You should always want to answer that you're doing what's right, and that will frequently mean that you have to make a little extra effort. But when you do it consistently, that extra effort pays off. For instance, the magic of compound interest from bank savings accounts. Tiny choices over extended periods of time are what underlie true success and progress.
Doing the right thing may feel like the harder route in the moment, but when you do it consistently, it winds up being the most efficient route to accomplishing your goals.
Inherent in this calculus is the fact that you must actually know what you are aiming towards - what actions are right for what goal? Only when you know the end goal can you say that an action takes you further or closer to it. The end portion of this mental model, how to ensure that you are avoiding the path of least resistance, works best if you have a clear future you can envision. Otherwise, what is all the struggle and resistance for?
So the next time you are battling with yourself between the path of least resistance and the correct path, stop and ask yourself how you will feel 10 minutes, 10 hours, and 10 days from now.
This may not seem so powerful, but it's effective because it forces you to think about your future self and to see how your current path (whichever it is) is going to affect yourself in the future - for better or worse. A lot of times, we may knowingly give in to the temptation of the path of least resistance, but that's not enough to stop us from doing it because we don't have any connection to the consequences. Thinking in terms of 10/10/10 quickly creates that connection.
Why time intervals of 10 minutes, hours, and days? Because that helps you realize how short-term the pleasure/comfort of the path of least resistance is relative to its long-term consequences. At 10 minutes, you might be feeling good, with perhaps just the initial bit of shame creeping in. After 10 hours, you'll feel mostly shame and regret. Ten days later, you'll probably be consumed by regret, having realized some of the negative consequences that your decision or action has had on your pursuit of your long-term goals. You get nothing out of it, and in some cases, you backslide.
For example, imagine that you apply this rule when deciding whether or not to skip a workout to go to dinner with coworkers. If you've just begun exercising and haven't built it into a consistent habit yet, your decision to skip a single workout might increase the odds of skipping future workouts or stopping working out altogether.

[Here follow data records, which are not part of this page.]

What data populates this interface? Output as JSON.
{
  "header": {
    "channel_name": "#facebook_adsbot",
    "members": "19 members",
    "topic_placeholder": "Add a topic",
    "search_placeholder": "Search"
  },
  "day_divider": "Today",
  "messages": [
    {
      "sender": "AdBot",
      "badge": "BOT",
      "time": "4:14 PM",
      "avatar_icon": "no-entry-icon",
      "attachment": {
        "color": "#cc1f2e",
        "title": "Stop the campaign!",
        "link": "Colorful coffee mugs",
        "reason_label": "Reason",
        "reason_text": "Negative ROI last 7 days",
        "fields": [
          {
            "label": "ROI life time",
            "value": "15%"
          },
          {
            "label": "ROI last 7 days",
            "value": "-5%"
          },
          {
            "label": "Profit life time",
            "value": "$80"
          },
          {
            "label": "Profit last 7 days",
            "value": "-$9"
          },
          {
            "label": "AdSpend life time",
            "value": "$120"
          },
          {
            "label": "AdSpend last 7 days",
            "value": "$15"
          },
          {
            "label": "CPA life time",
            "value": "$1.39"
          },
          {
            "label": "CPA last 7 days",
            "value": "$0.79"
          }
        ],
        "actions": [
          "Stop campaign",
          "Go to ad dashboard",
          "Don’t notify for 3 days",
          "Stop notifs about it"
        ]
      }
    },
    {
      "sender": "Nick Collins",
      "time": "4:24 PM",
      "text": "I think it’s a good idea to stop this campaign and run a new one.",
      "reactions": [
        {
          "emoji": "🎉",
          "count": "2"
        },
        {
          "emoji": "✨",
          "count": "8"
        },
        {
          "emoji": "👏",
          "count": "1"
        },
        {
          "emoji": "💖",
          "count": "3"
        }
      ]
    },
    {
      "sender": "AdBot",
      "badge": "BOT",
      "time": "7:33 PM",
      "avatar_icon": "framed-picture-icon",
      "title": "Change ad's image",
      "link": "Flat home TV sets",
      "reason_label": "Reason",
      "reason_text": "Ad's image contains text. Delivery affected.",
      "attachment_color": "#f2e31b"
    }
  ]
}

How will you feel in 10 minutes, hours, and days? Ten minutes - good, with a slight tinge of regret, as you can still taste the lasagna or ice cream. The pleasure is still tangible. Ten hours - almost entirely regret, as the pleasure is gone and fleeting, and your diet has been soundly broken. Ten days - 100% regret, because the broken discipline is now completely meaningless and but a faint memory. The lasagna does not have a lasting benefit, but it does have a lasting cost. Resistance lies between you and what you want.